A la joven le atraía la posibilidad de poder comprobar esta historia y el poder ver de cerca a aquella mujer. Su habitación situada en la parte de arriba de la casa, era un buen mirador; tendría que esperar la próxima luna llena y cruzaría para intentar entrar, aunque todo estaba herméticamente cerrado con candado y cadenas.

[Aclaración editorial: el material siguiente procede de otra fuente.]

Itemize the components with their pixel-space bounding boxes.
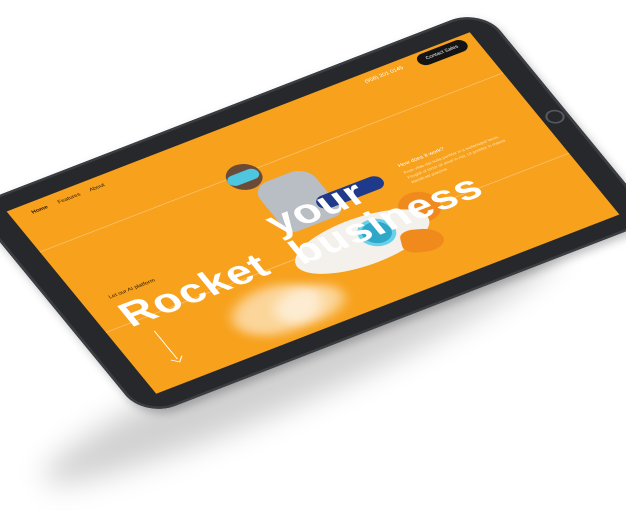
phone-number[interactable]: (956) 201 0145 — [364, 66, 405, 85]
nav-item-about[interactable]: About — [88, 183, 106, 193]
home-button-icon[interactable] — [541, 107, 569, 126]
nav-item-features[interactable]: Features — [57, 192, 82, 205]
tablet-screen: Home Features About (956) 201 0145 Conta… — [6, 32, 620, 394]
nav-item-home[interactable]: Home — [31, 205, 50, 215]
contact-sales-button[interactable]: Contact Sales — [413, 37, 471, 68]
arrow-down-icon-head — [170, 353, 183, 363]
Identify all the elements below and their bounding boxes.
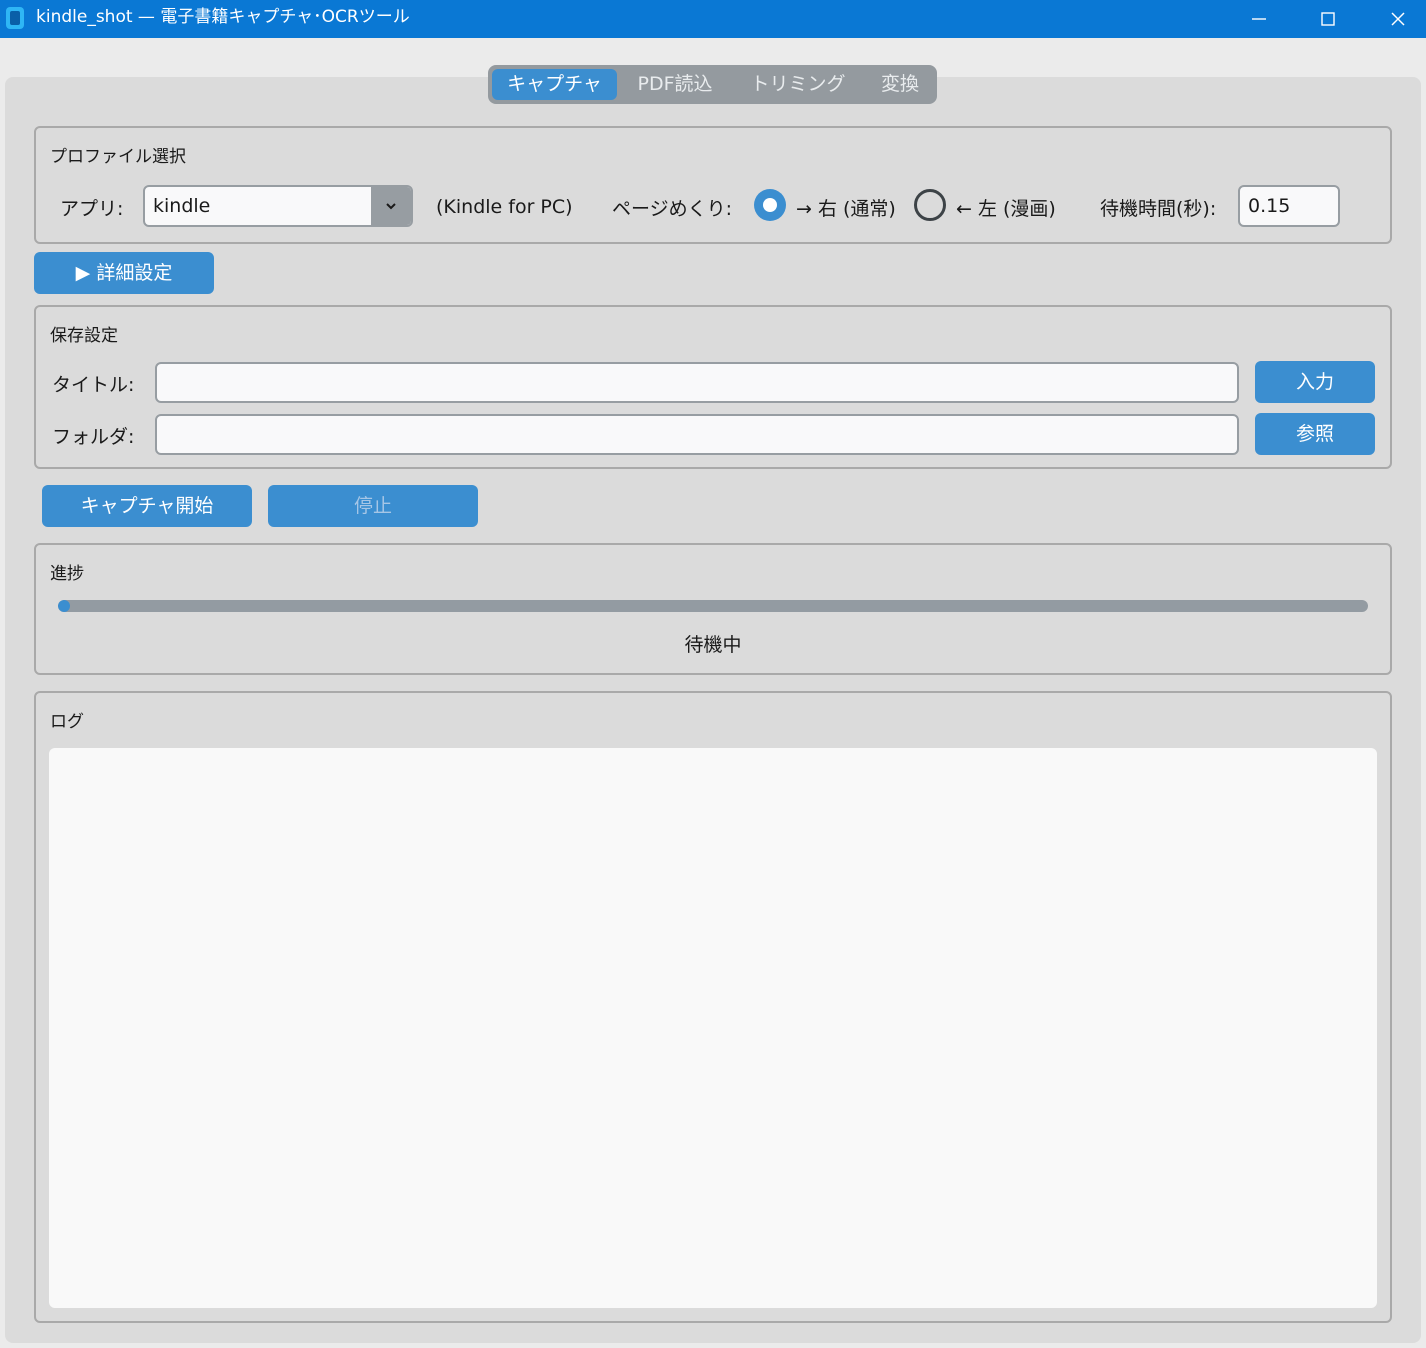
dropdown-arrow-button[interactable] — [371, 187, 411, 225]
wait-time-input[interactable] — [1238, 185, 1340, 227]
app-label: アプリ: — [60, 198, 124, 220]
progress-bar-fill — [58, 600, 70, 612]
chevron-down-icon — [386, 203, 396, 210]
tab-pdf-import[interactable]: PDF読込 — [621, 69, 729, 100]
title-input[interactable] — [155, 362, 1239, 403]
close-button[interactable] — [1363, 0, 1426, 38]
app-note: (Kindle for PC) — [436, 196, 573, 218]
start-capture-button[interactable]: キャプチャ開始 — [42, 485, 252, 527]
close-icon — [1391, 12, 1405, 26]
log-textbox[interactable] — [49, 748, 1377, 1308]
tab-bar: キャプチャ PDF読込 トリミング 変換 — [488, 65, 937, 104]
title-bar: kindle_shot — 電子書籍キャプチャ･OCRツール — [0, 0, 1426, 38]
minimize-icon — [1252, 18, 1266, 20]
app-icon — [6, 7, 24, 29]
title-enter-button[interactable]: 入力 — [1255, 361, 1375, 403]
radio-label-left[interactable]: ← 左 (漫画) — [956, 194, 1056, 221]
tab-trimming[interactable]: トリミング — [733, 69, 863, 100]
wait-time-label: 待機時間(秒): — [1100, 198, 1217, 220]
maximize-icon — [1321, 12, 1335, 26]
minimize-button[interactable] — [1224, 0, 1294, 38]
section-title-progress: 進捗 — [50, 564, 84, 584]
folder-label: フォルダ: — [52, 426, 135, 448]
stop-button[interactable]: 停止 — [268, 485, 478, 527]
radio-page-turn-right[interactable] — [754, 189, 786, 221]
section-title-log: ログ — [50, 712, 84, 732]
window-title: kindle_shot — 電子書籍キャプチャ･OCRツール — [36, 7, 410, 27]
progress-bar — [58, 600, 1368, 612]
app-dropdown-value: kindle — [153, 195, 211, 217]
title-label: タイトル: — [52, 374, 135, 396]
app-dropdown[interactable]: kindle — [143, 185, 413, 227]
advanced-settings-button[interactable]: ▶ 詳細設定 — [34, 252, 214, 294]
radio-label-right[interactable]: → 右 (通常) — [796, 194, 896, 221]
section-title-profile: プロファイル選択 — [50, 147, 186, 167]
folder-input[interactable] — [155, 414, 1239, 455]
radio-page-turn-left[interactable] — [914, 189, 946, 221]
section-title-save: 保存設定 — [50, 326, 118, 346]
page-turn-label: ページめくり: — [612, 198, 733, 220]
tab-convert[interactable]: 変換 — [867, 69, 933, 100]
maximize-button[interactable] — [1293, 0, 1363, 38]
folder-browse-button[interactable]: 参照 — [1255, 413, 1375, 455]
progress-status: 待機中 — [684, 634, 742, 656]
tab-capture[interactable]: キャプチャ — [492, 69, 617, 100]
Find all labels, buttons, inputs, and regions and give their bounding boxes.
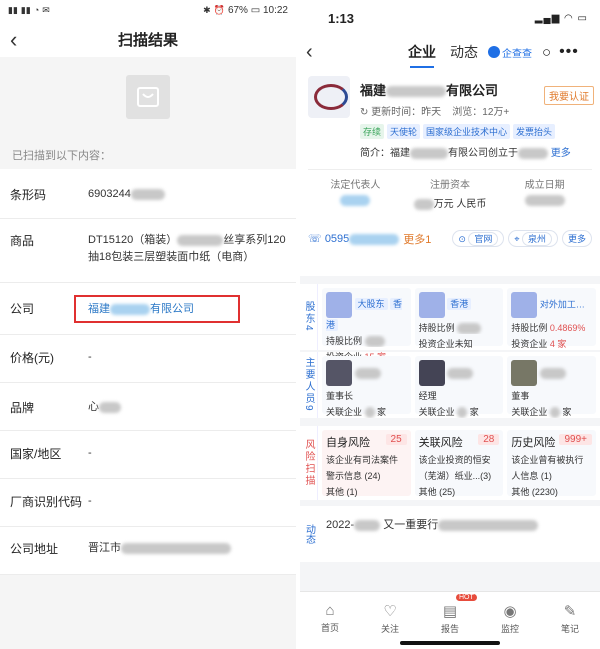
staff-card[interactable]: 董事长 关联企业 家 xyxy=(322,356,411,419)
risk-card[interactable]: 自身风险 25 该企业有司法案件 警示信息 (24) 其他 (1) xyxy=(322,430,411,497)
page-title: 扫描结果 xyxy=(117,31,178,49)
website-button[interactable]: ⊙ 官网 xyxy=(452,230,505,247)
company-link[interactable]: 福建 有限公司 xyxy=(74,295,240,323)
cert-button[interactable]: 我要认证 xyxy=(544,86,594,105)
dynamic-item[interactable]: 2022- 又一重要行 xyxy=(318,506,600,562)
dynamic-section: 动态 2022- 又一重要行 xyxy=(300,506,600,562)
bag-icon xyxy=(126,75,170,119)
row-vendor-code: 厂商识别代码 - xyxy=(0,479,296,527)
shareholder-card[interactable]: 香港 持股比例 投资企业未知 xyxy=(414,288,504,349)
home-indicator xyxy=(400,641,500,645)
risk-card[interactable]: 历史风险 999+ 该企业曾有被执行 人信息 (1) 其他 (2230) xyxy=(507,430,597,497)
more-button[interactable]: 更多 xyxy=(561,230,592,247)
risk-section: 风险扫描 自身风险 25 该企业有司法案件 警示信息 (24) 其他 (1) 关… xyxy=(300,426,600,500)
tag-list: 存续 天使轮 国家级企业技术中心 发票抬头 xyxy=(308,124,592,139)
qcc-logo: 企查查 xyxy=(488,45,532,60)
tag: 存续 xyxy=(360,124,385,139)
row-address: 公司地址 晋江市 xyxy=(0,527,296,575)
row-brand: 品牌 心 xyxy=(0,383,296,431)
update-info: ↻ 更新时间：昨天 浏览：12万+ xyxy=(360,107,510,118)
company-brief: 简介：福建 有限公司创立于 更多 xyxy=(360,147,571,159)
status-bar-ios: 1:13 ▂▄▆ ◠ ▭ xyxy=(300,0,600,36)
scan-result-screen: ▮▮ ▮▮ ◔ ✉ ✱ ⏰ 67% ▭ 10:22 ‹ 扫描结果 已扫描到以下内容： 条形… xyxy=(0,0,296,649)
more-icon[interactable]: ••• xyxy=(559,43,579,61)
heart-icon: ♡ xyxy=(383,603,397,620)
tab-home[interactable]: ⌂ 首页 xyxy=(300,592,360,649)
shareholders-section: 股东4 大股东 香港 持股比例 投资企业 15 家 香港 持股比例 投资企业未知… xyxy=(300,284,600,362)
tag: 天使轮 xyxy=(387,124,421,139)
row-product: 商品 DT15120（箱装） 丝享系列120抽18包装三层塑装面巾纸（电商） xyxy=(0,219,296,283)
row-company: 公司 福建 有限公司 xyxy=(0,283,296,335)
tab-dynamic[interactable]: 动态 xyxy=(450,42,478,62)
search-icon[interactable]: ○ xyxy=(542,44,551,61)
row-barcode: 条形码 6903244 xyxy=(0,169,296,219)
tab-notes[interactable]: ✎ 笔记 xyxy=(540,592,600,649)
status-bar: ▮▮ ▮▮ ◔ ✉ ✱ ⏰ 67% ▭ 10:22 xyxy=(0,0,296,21)
tag: 国家级企业技术中心 xyxy=(423,124,511,139)
shareholder-card[interactable]: 对外加工… 持股比例 0.4869% 投资企业 4 家 xyxy=(507,288,597,349)
info-list: 条形码 6903244 商品 DT15120（箱装） 丝享系列120抽18包装三层… xyxy=(0,169,296,575)
scanned-hint: 已扫描到以下内容： xyxy=(12,150,111,162)
back-icon[interactable]: ‹ xyxy=(10,27,34,53)
contact-bar: ☏ 0595 更多1 ⊙ 官网 ⌖ 泉州 更多 xyxy=(308,224,592,253)
shareholder-card[interactable]: 大股东 香港 持股比例 投资企业 15 家 xyxy=(322,288,411,362)
bottom-tab-bar: ⌂ 首页 ♡ 关注 HOT ▤ 报告 ◉ 监控 ✎ 笔记 xyxy=(300,591,600,649)
note-icon: ✎ xyxy=(563,603,577,620)
tab-company[interactable]: 企业 xyxy=(408,42,436,68)
back-icon[interactable]: ‹ xyxy=(306,41,336,64)
risk-card[interactable]: 关联风险 28 该企业投资的恒安 （芜湖）纸业...(3) 其他 (25) xyxy=(414,430,504,497)
nav-bar: ‹ 扫描结果 xyxy=(0,21,296,57)
row-country: 国家/地区 - xyxy=(0,431,296,479)
key-stats: 法定代表人 注册资本 万元 人民币 成立日期 xyxy=(308,169,592,210)
home-icon: ⌂ xyxy=(325,602,335,619)
company-header-card: 福建 有限公司 ↻ 更新时间：昨天 浏览：12万+ 我要认证 存续 天使轮 国家级… xyxy=(300,68,600,276)
row-price: 价格(元) - xyxy=(0,335,296,383)
staff-section: 主要人员9 董事长 关联企业 家 经理 关联企业 家 董事 关联企业 家 xyxy=(300,352,600,419)
phone-link[interactable]: ☏ 0595 xyxy=(308,232,400,245)
monitor-icon: ◉ xyxy=(503,603,517,620)
company-logo xyxy=(308,76,350,118)
report-icon: ▤ xyxy=(442,603,458,620)
company-detail-screen: 1:13 ▂▄▆ ◠ ▭ ‹ 企业 动态 企查查 ○ ••• 福建 有限公司 ↻ … xyxy=(300,0,600,649)
staff-card[interactable]: 经理 关联企业 家 xyxy=(414,356,504,419)
nav-bar: ‹ 企业 动态 企查查 ○ ••• xyxy=(300,36,600,68)
brief-more-link[interactable]: 更多 xyxy=(551,148,571,159)
staff-card[interactable]: 董事 关联企业 家 xyxy=(507,356,597,419)
company-name: 福建 有限公司 xyxy=(360,83,499,98)
tag: 发票抬头 xyxy=(513,124,556,139)
product-image-area xyxy=(0,57,296,137)
city-button[interactable]: ⌖ 泉州 xyxy=(508,230,558,247)
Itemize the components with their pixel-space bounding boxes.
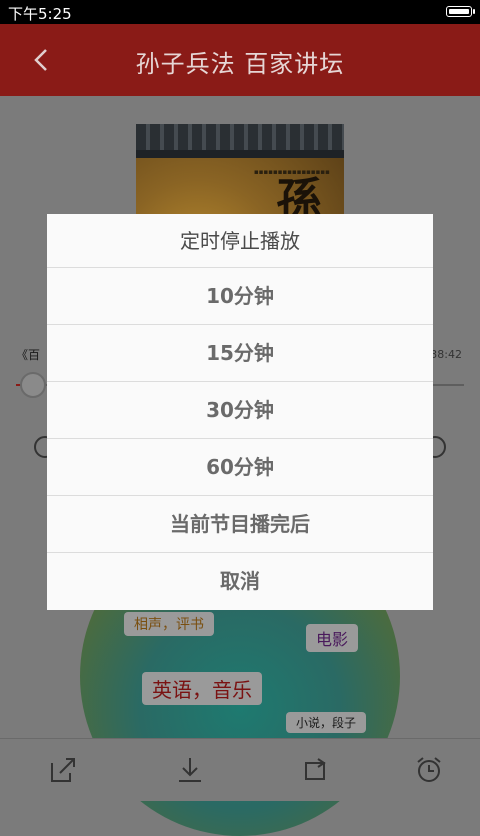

Faltaba poco para la luna llena. Clara entusiasmada, había tomado de la caja de herramientas de su padre una linterna. Llegó el día. Cerca de la medianoche comenzó a bajar la escalera, abrió y cerró la puerta sigilosamente, y linterna en mano, llena de miedo, cruzó y se apostó frente a las rejas de la casa de enfrente, a su candado, y a sus cadenas entrecruzadas. La luz de la calle era escasa; intentó prender la linterna sin éxito… -¿y ahora?- se dijo apretándola contra su pecho; la linterna se encendió con una fuerte luz al mismo tiempo que las rejas le franqueaban el paso; a medida que caminaba se iban abriendo las puertas y notó que ella misma iba iluminando tenuemente el camino; llegó a los ventanales que daban al jardín que también se abrieron como recién aceitados; dio su primer paso y sintió que la envolvía la luna llena. Miró su sombra proyectada hacia un lado y giró; no se reconoció, su figura se había transformado, era bastante más alta y estilizada, sus ropas desaparecieron y se sintió cubierta por un leve y blanco ropaje. La escalera le ofrecía sus escalones para llegar al jardín; a medida que caminaba descalza, el césped se volvía fresco y mullido, los canteros se llenaban de plantas en flor, los árboles abanicaban sus hojas nuevas, y el agua de la fuente se volvía limpia y cristalina. Clara se quitó su leve ropaje y se sumergió en el agua pura y permaneció allí mientras la luna dibuja arabescos en la superficie; se cubrió y sin darse cuenta subió la escalinata perfumada de jazmines. Al mirar hacia atrás vio cómo todo aquel mágico lugar se desdibujaba poco a poco. Volvió a su casa y se acostó.